Dunque: appena una settimana fa mi accingevo a scrivere un post su quanto mi sentissi fortunata e su quanto, in fondo, non mi manca nulla. Cioè: "ci sono tante cose che mi mancano ma, guardando all'essenziale, ho tutto quello che mi serve", mi dicevo soddisfatta. Ero piena di energie, mi dedicavo alla sperimentazione di nuove ricette (imbroccandole tutte al primo colpo) e dispensavo amore a destra e a manca (cioè: a marito e figlio). Poi il post non l'ho scritto, non avendo trovato tempo per farlo, e oggi mi ritrovo a pensare "preferirei di no" non solo riguardo al post ma un po' in generale:
"debbo rifare quei biscotti al cioccolato che sono piaciuti tanto, ma no, tutto sommato, preferirei di no", 
"sarebbe proprio ora di risistemare l'armadietto dei medicinali, ma preferisco di no", 
"bellissimo questo post, adesso scrivo un commento, ma no, lasciamo perdere", "debbo farmi il riflessante ma, in fondo, preferisco di no" e via dicendo. 
E una stanchezza, un'apatia...
Sarà l'imminente primavera ma potrebbe essere una depressione bipolare (appena ho un po' di soldi e ne trovo uno bravo, vado a farmi visitare) o, forse, l'effetto collaterale della mia tendenza alla ricerca dell'essenziale.
Quando vivi, un po' per necessita un po' per scelta, concentrata sull'essenziale corri il rischio di irrigidirti alquanto. "Respiro, mangio, sto bene, quelli a cui tengo stanno bene, che mi manca?

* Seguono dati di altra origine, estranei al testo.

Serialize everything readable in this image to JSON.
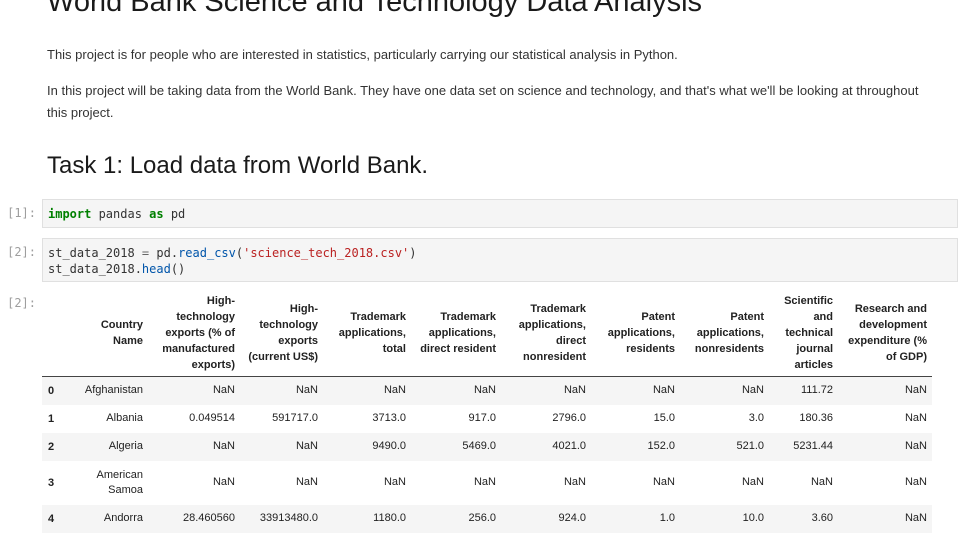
{
  "notebook": {
    "title": "World Bank Science and Technology Data Analysis",
    "paragraph1": "This project is for people who are interested in statistics, particularly carrying our statistical analysis in Python.",
    "paragraph2": "In this project will be taking data from the World Bank. They have one data set on science and technology, and that's what we'll be looking at throughout this project.",
    "task_heading": "Task 1: Load data from World Bank."
  },
  "cells": [
    {
      "prompt": "[1]:"
    },
    {
      "prompt": "[2]:"
    },
    {
      "prompt": "[2]:"
    }
  ],
  "code": {
    "cell1": {
      "kw1": "import",
      "module": " pandas ",
      "kw2": "as",
      "alias": " pd"
    },
    "cell2": {
      "var": "st_data_2018",
      "eq": " = ",
      "obj": "pd.",
      "func": "read_csv",
      "open": "(",
      "arg": "'science_tech_2018.csv'",
      "close": ")",
      "line2_var": "st_data_2018.",
      "line2_func": "head",
      "line2_paren": "()"
    }
  },
  "dataframe": {
    "columns": [
      "",
      "Country Name",
      "High-technology exports (% of manufactured exports)",
      "High-technology exports (current US$)",
      "Trademark applications, total",
      "Trademark applications, direct resident",
      "Trademark applications, direct nonresident",
      "Patent applications, residents",
      "Patent applications, nonresidents",
      "Scientific and technical journal articles",
      "Research and development expenditure (% of GDP)"
    ],
    "rows": [
      [
        "0",
        "Afghanistan",
        "NaN",
        "NaN",
        "NaN",
        "NaN",
        "NaN",
        "NaN",
        "NaN",
        "111.72",
        "NaN"
      ],
      [
        "1",
        "Albania",
        "0.049514",
        "591717.0",
        "3713.0",
        "917.0",
        "2796.0",
        "15.0",
        "3.0",
        "180.36",
        "NaN"
      ],
      [
        "2",
        "Algeria",
        "NaN",
        "NaN",
        "9490.0",
        "5469.0",
        "4021.0",
        "152.0",
        "521.0",
        "5231.44",
        "NaN"
      ],
      [
        "3",
        "American Samoa",
        "NaN",
        "NaN",
        "NaN",
        "NaN",
        "NaN",
        "NaN",
        "NaN",
        "NaN",
        "NaN"
      ],
      [
        "4",
        "Andorra",
        "28.460560",
        "33913480.0",
        "1180.0",
        "256.0",
        "924.0",
        "1.0",
        "10.0",
        "3.60",
        "NaN"
      ]
    ]
  }
}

Solo quello che, in fondo, è ininfluente". Però che piattume, che realismo estremo, che grigia essenzialità!
Ci vorrebbe un po' di sana follia (tra poco è primavera), qualche colpo di testa, un capovolgimento prospettico, anche in ambiti marginali, un quattro-cinque ore di conversazione no stop a base di voli pindarici il più lontano possibile da argomenti concreti, ci vorrebbero minuti di risate da rimanere senza respiro per togliermi il triste "preferirei di no" dalla testa.
Intanto potrei iniziare col mettere da parte Haruki Murakami e le sue realtà parallele (quando è troppo, è troppo, anche con la genialità) e riprendere Tom Robbins e il suo misticismo sostenibile, potrebbe aiutare, è quasi primavera...

Comunque, stellocchietto, stai tranquillo: è tutto sotto controllo!
La tua mamma è periodicamente soggetta a questi repentini e inspiegabili cambi d'umore e, ormai sa gestirli (più o meno).
Piuttosto: si capisce lontano un miglio che, per quanto il tuo viso somigli al mio, il tuo carattere è di altro tipo e di questo sono intimamente e profondamente felice; tuttavia potresti, con gli anni, assorbire qualche aspetto di questa mia tendenza all'altalenismo emotivo dunque mi preme dirti una cosa: stai tranquillo, se riesco a gestirlo io, non ho dubbi che saprai farlo anche tu.
E poi riuscire a sentire la disperazione più cruda come l'entusiasmo più inconcludente può aiutare di questi tempi, sapessi com'è mediamente complicata la gente! Devi solo aver cura di non sommergere il prossimo con la tua emotività, per lo più non capirebbe né tanto meno apprezzerebbe. In cambio di questa tua estrema sensibilità, però, devi pretendere che ti lascino in pace quando avrai bisogno di chiuderti in te stesso per ritrovare l'orientamento. Per cui impara a mettere un bel cartello con su scritto "chiuso per manutenzione ordinaria" fuori dalla porta e, soprattutto, impara bene a fingere di non sentire quando a quella porta inizieranno a bussare offrendoti, magari, il loro aiuto. Anzi al cartello aggiungi "in caso di bisogno chiamo io" ché tanto nessuno ti capirà meglio di te stesso (voglio sperare).
Insomma Matteo, qualunque sarà il tuo carattere, impara a far pace con te stesso, prima di tutto.
Ps: la mia collezione di Robbins (in fieri) sarà comunque a tua disposizione.